Aujourd'hui, je propose de reprendre cette idée, mais à propos des légumes.
 
Les désastres de la basse température
 
Je suis bien certain que tu as observé que la cuisson à basse température, si elle est merveilleuse pour les viandes, fait des ravages avec les légumes : pour peu que l'on ait mis une gousse d'ail avec la viande que l'on cuit ainsi, on récupère une gousse dure, au lieu de l'avoir fondante, comme on le voudrait.
Dans mon laboratoire, j'ai exploré ce même phénomène avec des rondelles de carottes, et voici le résultat.

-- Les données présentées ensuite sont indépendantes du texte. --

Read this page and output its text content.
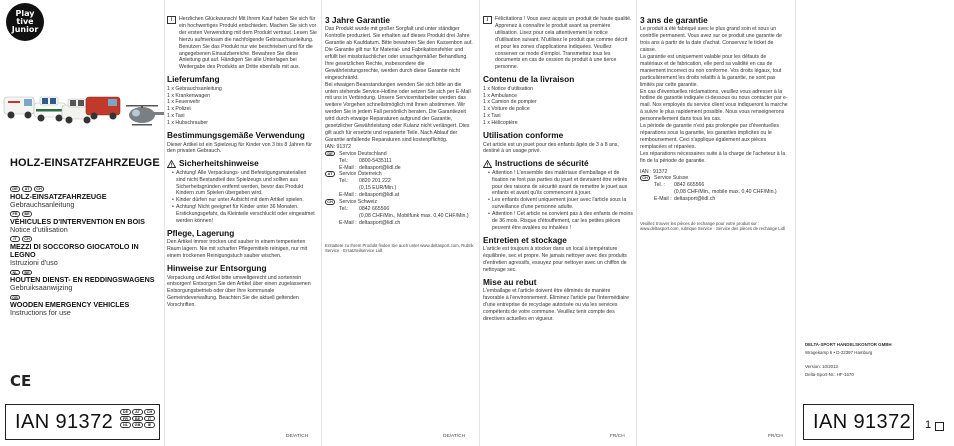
Play
tive
Junior
HOLZ-EINSATZFAHRZEUGE
DE	AT	CH
HOLZ-EINSATZFAHRZEUGE
Gebrauchsanleitung
FR	BE
VÉHICULES D'INTERVENTION EN BOIS
Notice d'utilisation
IT	CH
MEZZI DI SOCCORSO GIOCATOLO IN LEGNO
Istruzioni d'uso
NL	BE
HOUTEN DIENST- EN REDDINGSWAGENS
Gebruiksaanwijzing
GB
WOODEN EMERGENCY VEHICLES
Instructions for use
CE
IAN 91372	DE	AT	CH
FR	BE	IT
NL	GB	IE
i	Herzlichen Glückwunsch! Mit Ihrem Kauf haben Sie sich für ein hochwertiges Produkt entschieden. Machen Sie sich vor der ersten Verwendung mit dem Produkt vertraut. Lesen Sie hierzu aufmerksam die nachfolgende Gebrauchsanleitung. Benutzen Sie das Produkt nur wie beschrieben und für die angegebenen Einsatzbereiche. Bewahren Sie diese Anleitung gut auf. Händigen Sie alle Unterlagen bei Weitergabe des Produkts an Dritte ebenfalls mit aus.

Lieferumfang

1 x Gebrauchsanleitung

1 x Krankenwagen

1 x Feuerwehr

1 x Polizei

1 x Taxi

1 x Hubschrauber

Bestimmungsgemäße Verwendung

Dieser Artikel ist ein Spielzeug für Kinder von 3 bis 8 Jahren für den privaten Gebrauch.

Sicherheitshinweise
• Achtung! Alle Verpackungs- und Befestigungsmaterialien sind nicht Bestandteil des Spielzeugs und sollten aus Sicherheitsgründen entfernt werden, bevor das Produkt Kindern zum Spielen übergeben wird.
• Kinder dürfen nur unter Aufsicht mit dem Artikel spielen.
• Achtung! Nicht geeignet für Kinder unter 36 Monaten. Erstickungsgefahr, da Kleinteile verschluckt oder eingeatmet werden können!
Pflege, Lagerung

Den Artikel immer trocken und sauber in einem temperierten Raum lagern. Nie mit scharfen Pflegemitteln reinigen, nur mit einem trockenen Reinigungstuch sauber wischen.

Hinweise zur Entsorgung

Verpackung und Artikel bitte umweltgerecht und sortenrein entsorgen! Entsorgen Sie den Artikel über einen zugelassenen Entsorgungsbetrieb oder über Ihre kommunale Gemeindeverwaltung. Beachten Sie die aktuell geltenden Vorschriften.

DE/AT/CH
3 Jahre Garantie

Das Produkt wurde mit großer Sorgfalt und unter ständiger Kontrolle produziert. Sie erhalten auf dieses Produkt drei Jahre Garantie ab Kaufdatum. Bitte bewahren Sie den Kassenbon auf.

Die Garantie gilt nur für Material- und Fabrikationsfehler und erfüllt bei missbräuchlicher oder unsachgemäßer Behandlung. Ihre gesetzlichen Rechte, insbesondere die Gewährleistungsrechte, werden durch diese Garantie nicht eingeschränkt.

Bei etwaigen Beanstandungen wenden Sie sich bitte an die unten stehende Service-Hotline oder setzen Sie sich per E-Mail mit uns in Verbindung. Unsere Servicemitarbeiter werden das weitere Vorgehen schnellstmöglich mit Ihnen abstimmen. Wir werden Sie in jedem Fall persönlich beraten. Die Garantiezeit wird durch etwaige Reparaturen aufgrund der Garantie, gesetzlicher Gewährleistung oder Kulanz nicht verlängert. Dies gilt auch für ersetzte und reparierte Teile. Nach Ablauf der Garantie anfallende Reparaturen sind kostenpflichtig.

IAN: 91372

DE	Service Deutschland

Tel.:	0800-5435111
E-Mail : deltasport@lidl.de
AT	Service Österreich

Tel.:	0820 201 222
(0,15 EUR/Min.)
E-Mail : deltasport@lidl.at
CH	Service Schweiz

Tel.:	0842 665566
(0,08 CHF/Min., Mobilfunk max. 0,40 CHF/Min.)
E-Mail : deltasport@lidl.ch

Erstattete zu Ihrem Produkt finden Sie auch unter www.deltasport.com, Rubrik Service · Ersatzteilservice Lidl

DE/AT/CH
i	Félicitations ! Vous avez acquis un produit de haute qualité. Apprenez à connaître le produit avant sa première utilisation. Lisez pour cela attentivement le notice d'utilisation suivant. N'utilisez le produit que comme décrit et pour les zones d'applications indiquées. Veuillez conserver ce mode d'emploi. Transmettez tous les documents en cas de cession du produit à une tierce personne.

Contenu de la livraison

1 x Notice d'utilisation

1 x Ambulance

1 x Camion de pompier

1 x Voiture de police

1 x Taxi

1 x Hélicoptère

Utilisation conforme

Cet article est un jouet pour des enfants âgés de 3 à 8 ans, destiné à un usage privé.

Instructions de sécurité
• Attention ! L'ensemble des matériaux d'emballage et de fixation ne font pas parties du jouet et devraient être retirés pour des raisons de sécurité avant de remettre le jouet aux enfants et avant qu'ils commencent à jouer.
• Les enfants doivent uniquement jouer avec l'article sous la surveillance d'une personne adulte.
• Attention ! Cet article ne convient pas à des enfants de moins de 36 mois. Risque d'étouffement, car les petites pièces peuvent être avalées ou inhalées !
Entretien et stockage

L'article est toujours à stocker dans un local à température équilibrée, sec et propre. Ne jamais nettoyer avec des produits d'entretien agressifs, essuyez pour nettoyer avec un chiffon de nettoyage sec.

Mise au rebut

L'emballage et l'article doivent être éliminés de manière favorable à l'environnement. Éliminez l'article par l'intermédiaire d'une entreprise de recyclage autorisée ou via les services compétents de votre commune. Veuillez tenir compte des directives actuelles en vigueur.

FR/CH
3 ans de garantie

Le produit a été fabriqué avec le plus grand soin et sous un contrôle permanent. Vous avez sur ce produit une garantie de trois ans à partir de la date d'achat. Conservez le ticket de caisse.

La garantie est uniquement valable pour les défauts de matériaux et de fabrication, elle perd sa validité en cas de maniement incorrect ou non conforme. Vos droits légaux, tout particulièrement les droits relatifs à la garantie, ne sont pas limités par cette garantie.

En cas d'éventuelles réclamations, veuillez vous adresser à la hotline de garantie indiquée ci-dessous ou nous contacter par e-mail. Nos employés du service client vous indiqueront la marche à suivre le plus rapidement possible. Nous vous renseignerons personnellement dans tous les cas.

La période de garantie n'est pas prolongée par d'éventuelles réparations sous la garantie, les garanties implicites ou le remboursement. Ceci s'applique également aux pièces remplacées et réparées.

Les réparations nécessaires suite à la charge de l'acheteur à la fin de la période de garantie.

IAN : 91372

CH	Service Suisse

Tel. :	0842 665566
(0,08 CHF/Min., mobile max. 0,40 CHF/Min.)
E-Mail : deltasport@lidl.ch

Veuillez trouver les pièces de rechange pour votre produit sur : www.deltasport.com, rubrique Service · Service des pièces de rechange Lidl

FR/CH
DELTA-SPORT HANDELSKONTOR GMBH
Wragekamp 6 • D-22397 Hamburg
Version: 10/2013
Delta-Sport-Nr.: HF-1670
IAN 91372 1
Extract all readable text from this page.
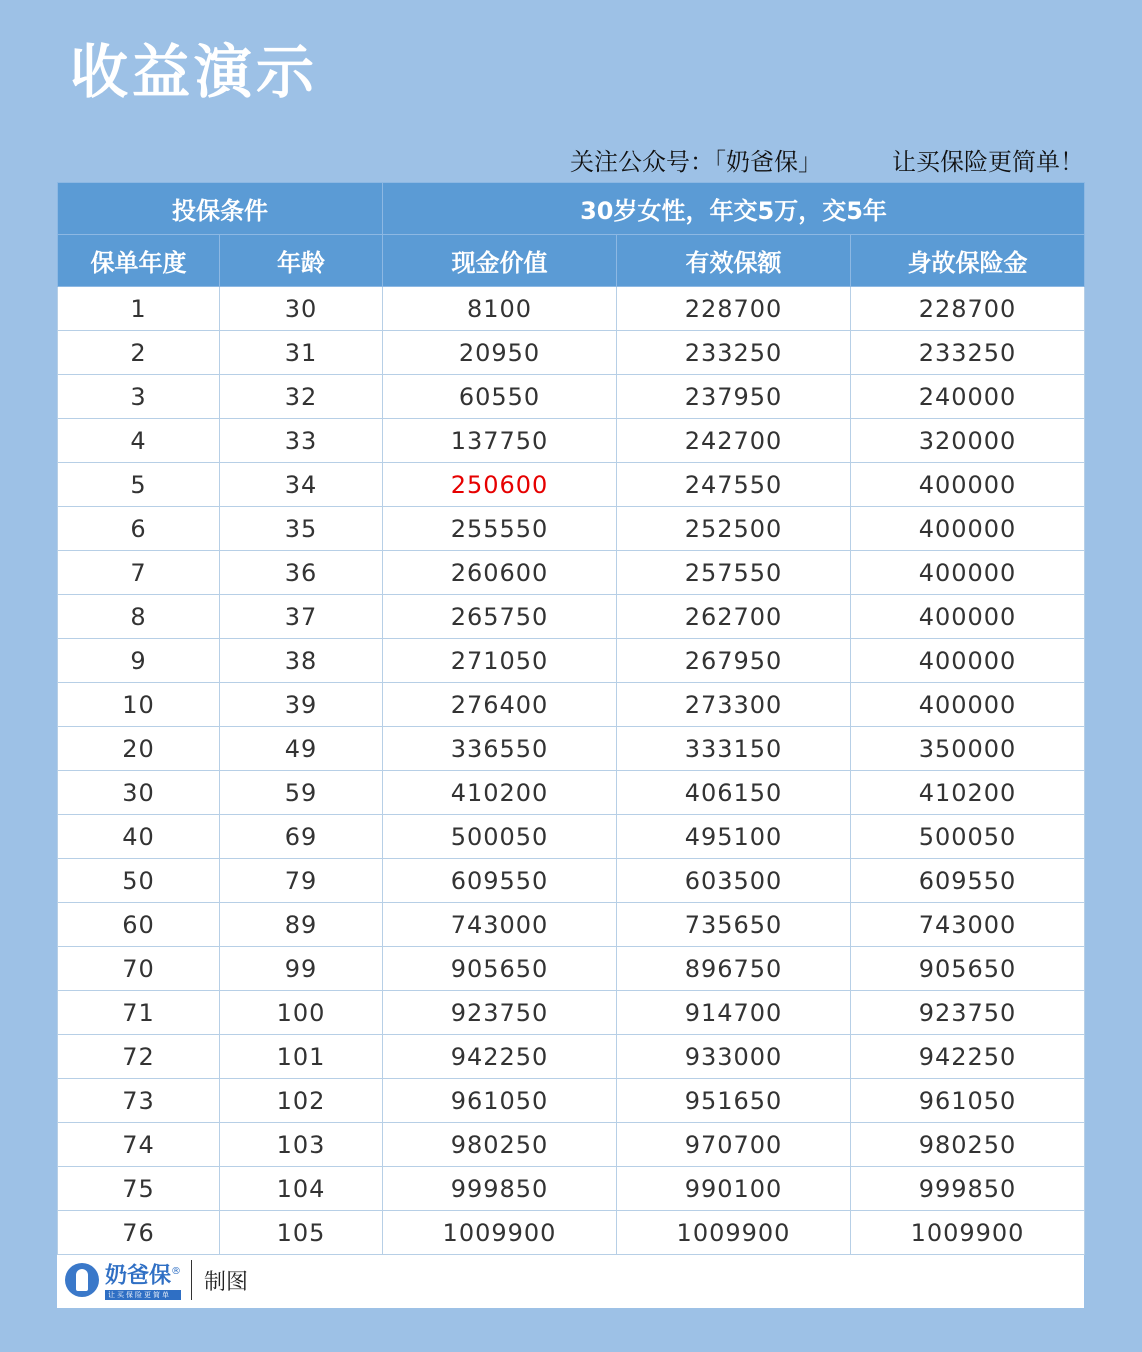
收益演示
关注公众号：「奶爸保」	让买保险更简单！
投保条件		30岁女性，年交5万，交5年		
保单年度	年龄	现金价值	有效保额	身故保险金
1	30	8100	228700	228700
2	31	20950	233250	233250
3	32	60550	237950	240000
4	33	137750	242700	320000
5	34	250600	247550	400000
6	35	255550	252500	400000
7	36	260600	257550	400000
8	37	265750	262700	400000
9	38	271050	267950	400000
10	39	276400	273300	400000
20	49	336550	333150	350000
30	59	410200	406150	410200
40	69	500050	495100	500050
50	79	609550	603500	609550
60	89	743000	735650	743000
70	99	905650	896750	905650
71	100	923750	914700	923750
72	101	942250	933000	942250
73	102	961050	951650	961050
74	103	980250	970700	980250
75	104	999850	990100	999850
76	105	1009900	1009900	1009900
奶爸保®
让买保险更简单
制图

Quand on cuit des carottes dans de l'eau bouillante, pas de problème : elle s'amollissent, parce que les pectines qui tiennent enchaînées les « fibres », c'est-à-dire les molécules de cellulose, entre les cellules, sont dégradées. En gros, les cellules de carotte peuvent alors se séparer, ce qui explique que la rondelle ainsi cuite s'écrase facilement sous la fourchette, faisant une purée.
En revanche, quand on chauffe une rondelle de carotte à une température assez douce, par exemple les 50 ou 60 degrés d'une cuisson à basse température, alors des ions calcium peuvent « fuir » des cellules, et venir « ponter » les molécules de pectine : les rondelles deviennent alors très dures.
Ce qui est plus intéressant, c'est que, alors, les rondelles ainsi durcies ne s'amolliront que difficilement, quand on les cuira à une température de 100 degrés. C'est évidemment désastreux, dans la majorité des cas, mais ne peut-on en faire un grand bien ?
 
Le grand bien des cornichons
 
Si j'ai posé la question qui précède l'intertitre juste précédent, c'est évidemment que la réponse est positive, et le phénomène de durcissement est en réalité déjà utilisé par l'industrie alimentaire pour obtenir des cornichons croquants. Tu sais que les cornichons s'amollisent avec le temps, ce qui conduit ceux qui font des cornichons au vinaigre à d'abord mettre les cornichons au sel : les légumes s'affermissent, en même temps qu'ils perdent une eau qui irait diluer le vinaigre. Et les cornichons ainsi affermis restent plus fermes plus longtemps.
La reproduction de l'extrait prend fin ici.